Mais chez SoCal Farm, ce ne sont pas uniquement des producteurs ! Ils s’occupent de développer ces colonnes mais n’en gardent qu’une vingtaine chez eux comme moyen de démonstration et d’expérience. Ils travaillent essentiellement pour une entreprise en amont : Juice +. Celle ci conçoit ces colonnes, et SoCal Farm assure l’intermédiaire avec les consommateurs (principalement des particuliers et des restaurants).
La Ferme hydroponique est toujours “productive”, mais deux cas se distinguent ;
-Celle à but lucratif comme c’est le cas pour SoCal Farm,
-Et celle à but non lucratif comme nous allons le voir avec Urban Growth.
Urban Growth : garantir l’accessibilité aux produits frais
Acheter des fruits et légumes frais et sans pesticides est aujourd’hui un privilège en raison des coûts élevés, alors que des produits transformés, venant de l’autre bout du monde, ne nous coûtent presque rien : What’s a pity !
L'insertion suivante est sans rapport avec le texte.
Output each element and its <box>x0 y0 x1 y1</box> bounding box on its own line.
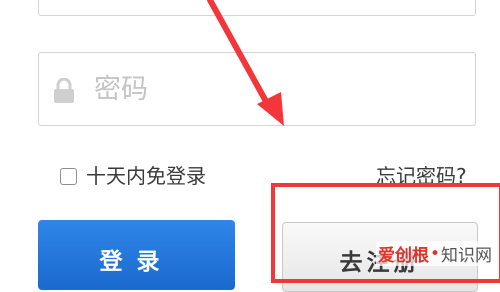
watermark-dot-icon: • <box>429 243 440 264</box>
remember-checkbox[interactable] <box>60 167 77 185</box>
remember-me[interactable]: 十天内免登录 <box>60 163 206 189</box>
forgot-password-link[interactable]: 忘记密码? <box>376 163 467 189</box>
password-field[interactable]: 密码 <box>38 52 476 126</box>
watermark-brand: 爱创根 <box>377 246 429 266</box>
password-placeholder: 密码 <box>94 74 148 105</box>
watermark: 爱创根 • 知识网 <box>375 241 494 266</box>
remember-label: 十天内免登录 <box>86 164 206 188</box>
watermark-site: 知识网 <box>441 246 492 266</box>
lock-icon <box>54 78 74 103</box>
username-field[interactable] <box>38 0 476 16</box>
login-button[interactable]: 登录 <box>38 220 235 290</box>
La ferme Urban Growth veut inverser cette tendance, en permettant à des personnes démunies d’avoir accès gratuitement à des fruits et légumes bio poussant juste au-dessus de leur tête ! Au moyen de modules hydroponiques installés sur les toits où poussent salades, choux, pois … Ils travaillent aujourd’hui bénévolement. Toute la production est distribuée aux habitants d’un immeuble de 220 appartements, dont l’ensemble des locataires sont sans revenus.
Chaque ferme visitée nous a demandé au moins une heure de pédalage (et ce n’est pas tout plat ! Nos muscles fessiers et nos cuisses pourront confirmer !), et nous a bien préparées au voyage : car il est temps pour le Killer et La Filée de pédaler vers d’autres contrées … Direction Los Angeles, à quelques 300 km de là! Le voyage à vélo commence réellement !
A bientôt !
Bravo les filles! En plus vous écrivez bien!